Every UK nation and region maintained a positive overall confidence reading in February. The North East (up 17 points to 57%), South West (up nine points to 46%) and West Midlands (up eight points to 47%) saw the biggest increases month-on-month, with the North East reporting the highest levels of business confidence overall. Along with Scotland, only the North West (which remained unchanged at 44%) did not have a higher confidence reading than last month.

Fraser Sime, regional director for Scotland at Lloyds Bank Commercial Banking, said: “Despite a slight dip, Scottish business confidence remains firmly in positive territory, and is another sign that firms are welcoming the return to business as usual.

“Many in the hospitality and leisure sector in particular will be happy about the next stage in the easing of restrictions, and looking forward to what will hopefully be a busy
summer season.

“Of course some challenges do remain. Rising prices, coupled with ongoing supply chain issues, will be hampering many businesses, and we’ll be supporting companies as they overcome these headwinds and set their sights on growth.”

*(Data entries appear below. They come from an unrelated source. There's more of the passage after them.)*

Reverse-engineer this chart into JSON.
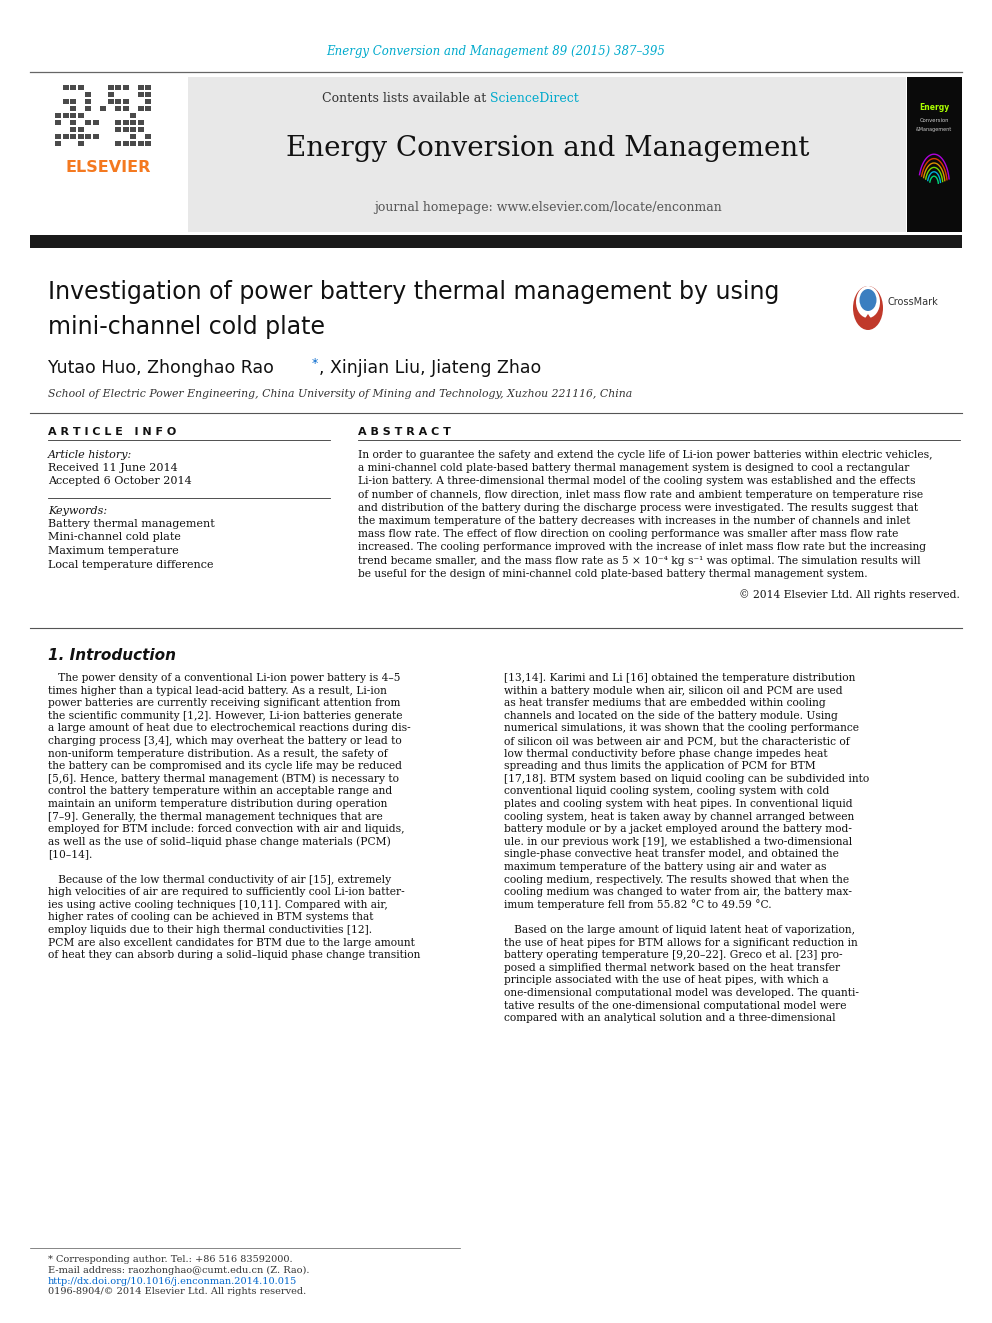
{
  "journal_ref": "Energy Conversion and Management 89 (2015) 387–395",
  "journal_ref_color": "#00aacc",
  "contents_line": "Contents lists available at ",
  "sciencedirect": "ScienceDirect",
  "sciencedirect_color": "#00aacc",
  "journal_name": "Energy Conversion and Management",
  "journal_homepage": "journal homepage: www.elsevier.com/locate/enconman",
  "title_line1": "Investigation of power battery thermal management by using",
  "title_line2": "mini-channel cold plate",
  "authors_left": "Yutao Huo, Zhonghao Rao",
  "authors_right": ", Xinjian Liu, Jiateng Zhao",
  "affiliation": "School of Electric Power Engineering, China University of Mining and Technology, Xuzhou 221116, China",
  "article_info_header": "A R T I C L E   I N F O",
  "abstract_header": "A B S T R A C T",
  "article_history_label": "Article history:",
  "received": "Received 11 June 2014",
  "accepted": "Accepted 6 October 2014",
  "keywords_label": "Keywords:",
  "keywords": [
    "Battery thermal management",
    "Mini-channel cold plate",
    "Maximum temperature",
    "Local temperature difference"
  ],
  "abstract_lines": [
    "In order to guarantee the safety and extend the cycle life of Li-ion power batteries within electric vehicles,",
    "a mini-channel cold plate-based battery thermal management system is designed to cool a rectangular",
    "Li-ion battery. A three-dimensional thermal model of the cooling system was established and the effects",
    "of number of channels, flow direction, inlet mass flow rate and ambient temperature on temperature rise",
    "and distribution of the battery during the discharge process were investigated. The results suggest that",
    "the maximum temperature of the battery decreases with increases in the number of channels and inlet",
    "mass flow rate. The effect of flow direction on cooling performance was smaller after mass flow rate",
    "increased. The cooling performance improved with the increase of inlet mass flow rate but the increasing",
    "trend became smaller, and the mass flow rate as 5 × 10⁻⁴ kg s⁻¹ was optimal. The simulation results will",
    "be useful for the design of mini-channel cold plate-based battery thermal management system."
  ],
  "copyright": "© 2014 Elsevier Ltd. All rights reserved.",
  "intro_header": "1. Introduction",
  "intro_col1_lines": [
    "   The power density of a conventional Li-ion power battery is 4–5",
    "times higher than a typical lead-acid battery. As a result, Li-ion",
    "power batteries are currently receiving significant attention from",
    "the scientific community [1,2]. However, Li-ion batteries generate",
    "a large amount of heat due to electrochemical reactions during dis-",
    "charging process [3,4], which may overheat the battery or lead to",
    "non-uniform temperature distribution. As a result, the safety of",
    "the battery can be compromised and its cycle life may be reduced",
    "[5,6]. Hence, battery thermal management (BTM) is necessary to",
    "control the battery temperature within an acceptable range and",
    "maintain an uniform temperature distribution during operation",
    "[7–9]. Generally, the thermal management techniques that are",
    "employed for BTM include: forced convection with air and liquids,",
    "as well as the use of solid–liquid phase change materials (PCM)",
    "[10–14].",
    "",
    "   Because of the low thermal conductivity of air [15], extremely",
    "high velocities of air are required to sufficiently cool Li-ion batter-",
    "ies using active cooling techniques [10,11]. Compared with air,",
    "higher rates of cooling can be achieved in BTM systems that",
    "employ liquids due to their high thermal conductivities [12].",
    "PCM are also excellent candidates for BTM due to the large amount",
    "of heat they can absorb during a solid–liquid phase change transition"
  ],
  "intro_col2_lines": [
    "[13,14]. Karimi and Li [16] obtained the temperature distribution",
    "within a battery module when air, silicon oil and PCM are used",
    "as heat transfer mediums that are embedded within cooling",
    "channels and located on the side of the battery module. Using",
    "numerical simulations, it was shown that the cooling performance",
    "of silicon oil was between air and PCM, but the characteristic of",
    "low thermal conductivity before phase change impedes heat",
    "spreading and thus limits the application of PCM for BTM",
    "[17,18]. BTM system based on liquid cooling can be subdivided into",
    "conventional liquid cooling system, cooling system with cold",
    "plates and cooling system with heat pipes. In conventional liquid",
    "cooling system, heat is taken away by channel arranged between",
    "battery module or by a jacket employed around the battery mod-",
    "ule. in our previous work [19], we established a two-dimensional",
    "single-phase convective heat transfer model, and obtained the",
    "maximum temperature of the battery using air and water as",
    "cooling medium, respectively. The results showed that when the",
    "cooling medium was changed to water from air, the battery max-",
    "imum temperature fell from 55.82 °C to 49.59 °C.",
    "",
    "   Based on the large amount of liquid latent heat of vaporization,",
    "the use of heat pipes for BTM allows for a significant reduction in",
    "battery operating temperature [9,20–22]. Greco et al. [23] pro-",
    "posed a simplified thermal network based on the heat transfer",
    "principle associated with the use of heat pipes, with which a",
    "one-dimensional computational model was developed. The quanti-",
    "tative results of the one-dimensional computational model were",
    "compared with an analytical solution and a three-dimensional"
  ],
  "footnote_star": "* Corresponding author. Tel.: +86 516 83592000.",
  "footnote_email": "E-mail address: raozhonghao@cumt.edu.cn (Z. Rao).",
  "footnote_doi": "http://dx.doi.org/10.1016/j.enconman.2014.10.015",
  "footnote_issn": "0196-8904/© 2014 Elsevier Ltd. All rights reserved.",
  "link_color": "#0066cc",
  "bg_color": "#ffffff",
  "header_bg": "#e8e8e8",
  "black_bar_color": "#1a1a1a",
  "elsevier_orange": "#f47920"
}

The further easing of Covid restrictions in January had a positive impact across the sectors with strong increases in manufacturing (up 11 points to 54%) and construction (up 18 points to 51%) with both reaching their highest level since the start of the pandemic. Retail confidence rose three points to 47%, another high since the start of Covid. Services remained unchanged at 38%.

Paul Gordon, managing director for SME and mid corporates, Lloyds Bank Commercial Banking, commented: “The UK’s expected future growth is in positive territory following February’s rise in business confidence, trading prospects and economic optimism.

“Ten out of the 12 regions reported a growth in confidence, with a particularly pleasing rise in the North East which reversed its decline in January, indicating that businesses are looking forward with renewed optimism.

“The UK’s construction and manufacturing sectors have seen the biggest benefit as Covid restrictions and supply challenges ease, while the retail sector has also seen a boost in confidence. What is clear is that business confidence is on an upward trajectory and we remain by the side of businesses as they look to grow.”

Hann-Ju Ho, senior economist Lloyds Bank Commercial Banking, said: “It’s extremely encouraging to see a such an improvement in business confidence reaching its highest level since September, fuelled by trading prospects reaching their highest level since the start of pandemic.

“With hiring intentions also reaching their highest level since the end of the furlough scheme there is hope that the easing of supply bottlenecks will alleviate a number of challenges that businesses have been facing and help underpin the UK’s growth in 2022.”